I have embedded devices which use Wiznet chips for TCP/UDP/IP stack. I use the following simple between-the-devices communication scheme, using UDP:
A leader periodically sends leader messages to broadcast address, say typically 192.168.1.255 let's say port 7777.
The follower(s) see the message, and store the leader's IP address (in this case, let's say 192.168.1.123).
After getting to know leader's IP address, followers report back whenever they see fit, by sending normal unicast UDP packets (e.g., to 192.168.1.123 port 7777 again).
Actual behavior on hardware / Wiznet is simple, understandable and works. Everybody listens to port 7777, Wiznet automagically seems to ignore "own" packets, followers get the broadcast packets, and leader gets the reply packets sent to its address.
But then we compile the firmware for simulation and testing on PC. It's a pretty low-effort thing with minimum amount of PC specific wrapper code; it's not a shipped product per se, it just needs to work. Quite obviously I don't want to use a rack of computers with actual LAN between them, but simply run multiple copies of the "pcfw", each their own OS process, and this "simplification" is where it all falls apart.
The pcfw has one notable difference, namely just use 127.0.0.1 instead of broadcasting:
leader: send UDP packets to 127.0.0.1:7777
follower: listen to UDP port 7777, store sender's (leader's) ip address (always works out as 127.0.0.1): send own stuff to 127.0.0.1:7777
leader: listen to UDP port 7777 to see follower's responses.

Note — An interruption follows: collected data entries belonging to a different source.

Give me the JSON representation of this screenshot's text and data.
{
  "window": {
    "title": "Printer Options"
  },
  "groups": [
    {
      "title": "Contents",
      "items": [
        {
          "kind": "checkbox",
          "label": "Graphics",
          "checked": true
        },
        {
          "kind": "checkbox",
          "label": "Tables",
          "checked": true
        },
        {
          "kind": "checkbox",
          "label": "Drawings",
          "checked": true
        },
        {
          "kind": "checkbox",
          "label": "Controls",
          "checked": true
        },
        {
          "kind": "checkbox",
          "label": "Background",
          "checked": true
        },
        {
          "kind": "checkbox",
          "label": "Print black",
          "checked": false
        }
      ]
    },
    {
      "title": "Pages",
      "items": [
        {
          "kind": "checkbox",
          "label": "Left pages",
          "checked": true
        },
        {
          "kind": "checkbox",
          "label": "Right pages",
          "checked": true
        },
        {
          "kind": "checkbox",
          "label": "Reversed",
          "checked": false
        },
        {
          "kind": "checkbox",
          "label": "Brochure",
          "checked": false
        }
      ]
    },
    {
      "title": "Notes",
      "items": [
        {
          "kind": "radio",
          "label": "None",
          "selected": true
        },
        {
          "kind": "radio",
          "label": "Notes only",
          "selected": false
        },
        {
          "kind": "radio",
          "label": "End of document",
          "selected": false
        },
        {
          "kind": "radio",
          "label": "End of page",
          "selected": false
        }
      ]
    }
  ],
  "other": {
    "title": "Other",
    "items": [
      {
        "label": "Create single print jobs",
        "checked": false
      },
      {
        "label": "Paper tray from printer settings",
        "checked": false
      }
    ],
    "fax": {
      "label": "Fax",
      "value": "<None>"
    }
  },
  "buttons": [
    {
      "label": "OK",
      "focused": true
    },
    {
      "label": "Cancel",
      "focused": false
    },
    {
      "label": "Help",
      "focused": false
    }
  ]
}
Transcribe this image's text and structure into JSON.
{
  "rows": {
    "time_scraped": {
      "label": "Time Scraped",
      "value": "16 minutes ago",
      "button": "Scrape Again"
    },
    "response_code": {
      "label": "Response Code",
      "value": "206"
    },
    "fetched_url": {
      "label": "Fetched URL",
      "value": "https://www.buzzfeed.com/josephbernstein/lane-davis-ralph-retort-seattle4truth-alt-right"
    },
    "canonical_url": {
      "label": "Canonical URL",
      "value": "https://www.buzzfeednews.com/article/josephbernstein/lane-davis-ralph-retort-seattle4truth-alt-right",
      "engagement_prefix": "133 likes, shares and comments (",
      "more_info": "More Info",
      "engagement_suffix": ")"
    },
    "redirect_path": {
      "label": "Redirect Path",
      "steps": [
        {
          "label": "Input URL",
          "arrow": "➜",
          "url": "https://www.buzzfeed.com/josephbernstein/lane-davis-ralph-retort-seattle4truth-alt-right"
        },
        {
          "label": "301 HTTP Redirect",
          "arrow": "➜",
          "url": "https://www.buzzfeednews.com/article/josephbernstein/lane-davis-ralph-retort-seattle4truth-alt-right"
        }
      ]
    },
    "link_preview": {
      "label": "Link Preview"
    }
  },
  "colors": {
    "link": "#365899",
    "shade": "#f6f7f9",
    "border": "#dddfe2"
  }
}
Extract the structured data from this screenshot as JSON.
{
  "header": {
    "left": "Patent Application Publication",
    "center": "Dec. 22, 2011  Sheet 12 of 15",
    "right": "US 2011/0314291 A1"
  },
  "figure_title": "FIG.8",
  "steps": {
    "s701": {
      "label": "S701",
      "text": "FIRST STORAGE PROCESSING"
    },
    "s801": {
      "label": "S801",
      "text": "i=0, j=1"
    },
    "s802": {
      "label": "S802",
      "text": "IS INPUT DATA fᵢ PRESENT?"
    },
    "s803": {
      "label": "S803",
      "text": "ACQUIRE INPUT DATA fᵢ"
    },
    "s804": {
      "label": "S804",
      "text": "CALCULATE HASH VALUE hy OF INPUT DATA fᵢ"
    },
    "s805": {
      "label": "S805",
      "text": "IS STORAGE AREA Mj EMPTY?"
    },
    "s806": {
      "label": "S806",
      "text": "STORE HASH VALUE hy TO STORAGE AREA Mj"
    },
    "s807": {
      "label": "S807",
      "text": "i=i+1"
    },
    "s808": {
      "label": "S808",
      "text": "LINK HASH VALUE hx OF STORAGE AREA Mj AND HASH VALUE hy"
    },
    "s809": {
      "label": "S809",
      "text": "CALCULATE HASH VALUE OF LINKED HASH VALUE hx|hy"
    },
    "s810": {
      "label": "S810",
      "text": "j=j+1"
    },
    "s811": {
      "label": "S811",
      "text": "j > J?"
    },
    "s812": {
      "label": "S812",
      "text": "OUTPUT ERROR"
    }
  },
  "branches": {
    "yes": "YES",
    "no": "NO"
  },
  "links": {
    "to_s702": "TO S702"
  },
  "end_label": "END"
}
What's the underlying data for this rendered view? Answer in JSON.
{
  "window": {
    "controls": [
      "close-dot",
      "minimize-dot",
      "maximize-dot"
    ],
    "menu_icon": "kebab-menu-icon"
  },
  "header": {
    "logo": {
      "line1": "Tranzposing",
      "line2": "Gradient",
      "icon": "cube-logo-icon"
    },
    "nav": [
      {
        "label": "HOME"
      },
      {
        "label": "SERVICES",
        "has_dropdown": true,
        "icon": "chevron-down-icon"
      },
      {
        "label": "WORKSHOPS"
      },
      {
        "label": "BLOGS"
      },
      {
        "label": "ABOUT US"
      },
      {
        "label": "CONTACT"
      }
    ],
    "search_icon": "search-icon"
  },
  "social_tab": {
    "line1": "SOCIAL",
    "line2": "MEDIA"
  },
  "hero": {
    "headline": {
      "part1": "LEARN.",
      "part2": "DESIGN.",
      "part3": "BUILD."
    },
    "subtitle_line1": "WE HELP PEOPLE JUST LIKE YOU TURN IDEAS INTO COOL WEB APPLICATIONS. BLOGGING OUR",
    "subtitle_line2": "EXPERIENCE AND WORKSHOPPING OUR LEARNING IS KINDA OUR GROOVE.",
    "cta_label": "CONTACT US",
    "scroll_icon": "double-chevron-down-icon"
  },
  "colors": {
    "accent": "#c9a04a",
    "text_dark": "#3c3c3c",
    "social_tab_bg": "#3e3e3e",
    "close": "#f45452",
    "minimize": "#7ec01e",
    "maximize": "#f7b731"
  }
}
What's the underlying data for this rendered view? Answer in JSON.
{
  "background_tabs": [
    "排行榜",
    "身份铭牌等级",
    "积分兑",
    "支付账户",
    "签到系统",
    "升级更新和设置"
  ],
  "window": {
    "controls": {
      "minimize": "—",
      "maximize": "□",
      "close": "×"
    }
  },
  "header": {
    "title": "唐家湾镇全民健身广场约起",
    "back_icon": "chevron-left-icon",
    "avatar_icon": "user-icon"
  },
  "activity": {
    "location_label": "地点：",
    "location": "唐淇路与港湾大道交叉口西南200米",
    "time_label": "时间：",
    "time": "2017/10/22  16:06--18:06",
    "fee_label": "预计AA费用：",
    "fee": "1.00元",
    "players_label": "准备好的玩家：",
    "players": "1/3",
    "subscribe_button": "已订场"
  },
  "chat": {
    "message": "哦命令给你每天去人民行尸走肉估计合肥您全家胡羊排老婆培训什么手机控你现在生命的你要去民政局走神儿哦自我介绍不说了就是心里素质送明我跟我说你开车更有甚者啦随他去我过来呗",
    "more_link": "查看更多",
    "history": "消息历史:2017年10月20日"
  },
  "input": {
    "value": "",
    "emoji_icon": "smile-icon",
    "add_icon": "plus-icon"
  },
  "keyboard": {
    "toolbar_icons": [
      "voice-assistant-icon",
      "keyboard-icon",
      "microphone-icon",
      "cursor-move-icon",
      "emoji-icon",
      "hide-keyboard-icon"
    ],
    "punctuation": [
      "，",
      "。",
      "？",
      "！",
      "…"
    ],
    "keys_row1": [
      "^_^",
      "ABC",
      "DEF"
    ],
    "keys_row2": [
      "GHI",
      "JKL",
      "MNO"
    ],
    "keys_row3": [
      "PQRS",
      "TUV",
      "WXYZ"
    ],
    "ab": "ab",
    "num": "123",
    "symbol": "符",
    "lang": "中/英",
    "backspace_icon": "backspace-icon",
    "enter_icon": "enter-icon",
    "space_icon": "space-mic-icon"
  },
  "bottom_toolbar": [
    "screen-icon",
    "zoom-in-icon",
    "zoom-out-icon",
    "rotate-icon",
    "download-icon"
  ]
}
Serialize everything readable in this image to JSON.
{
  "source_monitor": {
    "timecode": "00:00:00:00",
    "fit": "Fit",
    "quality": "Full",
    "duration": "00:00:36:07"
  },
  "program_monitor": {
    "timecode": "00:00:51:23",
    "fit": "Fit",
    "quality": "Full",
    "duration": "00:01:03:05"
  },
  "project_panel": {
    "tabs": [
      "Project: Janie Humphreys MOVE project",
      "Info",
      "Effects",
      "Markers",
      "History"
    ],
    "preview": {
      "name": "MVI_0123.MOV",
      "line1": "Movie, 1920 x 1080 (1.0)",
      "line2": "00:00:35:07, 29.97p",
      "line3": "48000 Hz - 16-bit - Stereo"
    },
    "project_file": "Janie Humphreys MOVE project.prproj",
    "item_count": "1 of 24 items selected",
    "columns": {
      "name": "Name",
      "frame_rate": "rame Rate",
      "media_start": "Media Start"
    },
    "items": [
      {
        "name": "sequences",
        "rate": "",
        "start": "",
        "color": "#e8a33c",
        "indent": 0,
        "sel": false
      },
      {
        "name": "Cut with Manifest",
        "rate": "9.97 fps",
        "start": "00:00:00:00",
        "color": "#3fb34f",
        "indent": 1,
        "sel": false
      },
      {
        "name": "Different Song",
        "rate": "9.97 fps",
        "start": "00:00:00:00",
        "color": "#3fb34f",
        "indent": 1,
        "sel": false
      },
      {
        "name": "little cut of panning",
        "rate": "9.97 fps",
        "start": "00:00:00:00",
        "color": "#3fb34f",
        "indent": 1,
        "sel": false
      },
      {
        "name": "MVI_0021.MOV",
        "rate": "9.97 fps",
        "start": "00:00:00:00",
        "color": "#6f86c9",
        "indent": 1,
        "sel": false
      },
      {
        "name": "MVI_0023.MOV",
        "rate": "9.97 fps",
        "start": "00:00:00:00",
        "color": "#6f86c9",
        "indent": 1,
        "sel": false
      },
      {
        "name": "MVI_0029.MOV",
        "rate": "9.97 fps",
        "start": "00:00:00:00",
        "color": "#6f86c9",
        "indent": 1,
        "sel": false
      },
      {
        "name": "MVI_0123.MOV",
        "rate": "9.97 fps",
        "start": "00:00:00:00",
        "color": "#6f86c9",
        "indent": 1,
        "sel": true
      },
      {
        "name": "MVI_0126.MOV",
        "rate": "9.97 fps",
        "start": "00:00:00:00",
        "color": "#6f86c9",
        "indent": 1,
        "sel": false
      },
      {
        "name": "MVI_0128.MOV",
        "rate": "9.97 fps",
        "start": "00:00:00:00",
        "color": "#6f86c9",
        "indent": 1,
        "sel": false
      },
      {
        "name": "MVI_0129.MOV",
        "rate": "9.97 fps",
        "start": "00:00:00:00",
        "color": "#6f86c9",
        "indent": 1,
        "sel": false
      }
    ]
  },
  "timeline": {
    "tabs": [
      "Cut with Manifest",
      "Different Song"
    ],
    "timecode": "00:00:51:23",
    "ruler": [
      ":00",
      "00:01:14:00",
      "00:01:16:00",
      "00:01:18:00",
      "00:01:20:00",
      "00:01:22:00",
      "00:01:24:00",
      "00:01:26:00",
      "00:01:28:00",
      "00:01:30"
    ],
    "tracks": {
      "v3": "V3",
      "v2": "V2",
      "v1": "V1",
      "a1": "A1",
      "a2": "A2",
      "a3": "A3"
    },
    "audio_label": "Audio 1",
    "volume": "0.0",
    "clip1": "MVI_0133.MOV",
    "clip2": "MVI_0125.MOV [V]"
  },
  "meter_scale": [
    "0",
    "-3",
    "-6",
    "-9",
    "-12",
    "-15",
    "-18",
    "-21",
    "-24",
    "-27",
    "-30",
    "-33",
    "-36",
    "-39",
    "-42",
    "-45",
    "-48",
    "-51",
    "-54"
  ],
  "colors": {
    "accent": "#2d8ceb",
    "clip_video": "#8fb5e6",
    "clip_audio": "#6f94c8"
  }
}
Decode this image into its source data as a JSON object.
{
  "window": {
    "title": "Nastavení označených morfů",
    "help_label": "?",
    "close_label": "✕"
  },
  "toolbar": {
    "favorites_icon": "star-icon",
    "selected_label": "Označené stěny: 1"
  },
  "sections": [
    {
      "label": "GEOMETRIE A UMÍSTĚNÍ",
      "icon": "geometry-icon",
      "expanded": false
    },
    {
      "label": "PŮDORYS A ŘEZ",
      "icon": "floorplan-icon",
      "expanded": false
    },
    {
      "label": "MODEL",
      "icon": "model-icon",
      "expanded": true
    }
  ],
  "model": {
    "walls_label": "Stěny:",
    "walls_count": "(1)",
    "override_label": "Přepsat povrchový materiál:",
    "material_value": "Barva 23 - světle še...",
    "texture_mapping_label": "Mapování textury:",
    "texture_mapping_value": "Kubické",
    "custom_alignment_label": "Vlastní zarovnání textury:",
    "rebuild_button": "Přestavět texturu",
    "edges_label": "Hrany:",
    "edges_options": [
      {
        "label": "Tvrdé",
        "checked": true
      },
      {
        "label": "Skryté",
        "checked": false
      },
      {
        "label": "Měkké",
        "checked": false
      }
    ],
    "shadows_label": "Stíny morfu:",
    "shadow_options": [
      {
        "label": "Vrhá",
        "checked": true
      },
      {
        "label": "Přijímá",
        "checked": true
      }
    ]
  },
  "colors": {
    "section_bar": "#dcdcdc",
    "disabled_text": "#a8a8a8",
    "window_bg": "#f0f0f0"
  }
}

UDP payload itself contains unique "device" ids so that seeing one's own packets is no problem, they are trivial to ignore.
The program simply:
1) calls socket(AF_INET, SOCK_DGRAM, 0)
2) calls setsockopt setting SO_REUSEADDR
3) optionally, calls setsockopt setting SO_REUSEPORT in attempt to make this work. No difference whatsoever.
4) calls bind() with sin_port(htons(7777)) and sin_addr.s_addr = htonl(INADDR_ANY)
5) periodically calls sendto(), sending to 127.0.0.1
6) periodically calls recvfrom to see if incoming packets are in OS buffer.
Now start first copy of the program, and it will receive its own messages (what it sends). Fair enough, this is expected behavior, we are sending to localhost after all.
Then start the second copy of the program. It starts receiving the packets from the first copy, great. But at the same time, the first copy stops receiving anything, including its own messages. If I then stop and restart the first copy, it start receiving messages from the second copy (and itself), but the second copy stops receiving anything. In other words: every process can send, but only the one which started last can receive at all
So it seems SO_REUSEADDR and SO_REUSEPORT just prevent bind() from erroring out but the OS redirects the packets to only one process at the time. Internet tells me that SO_REUSEPORT in linux is by design for load balancing, i.e. dividing the messages between the processes. This is no good for this use case.
And I'm reluctant of changing the design itself (e.g. to use two different port numbers) because it is simple and Just Works on real hardware. You can of course convince me of otherwise...
I'm sure there must be a - hopefully simple! - way for multiple processes to receive all of the messages because obviously I can run:
sudo tcpdump -n udp port 7777 -i any
and receive the messages while my own software still keeps receiving them. I want similar functionality, just monitor the UDP packets without destroying them; i.e., own copy for every socket.
I usually don't like asking questions but I have been googling this for more than 10 hours total now and down quite many rabbit holes so what the heck.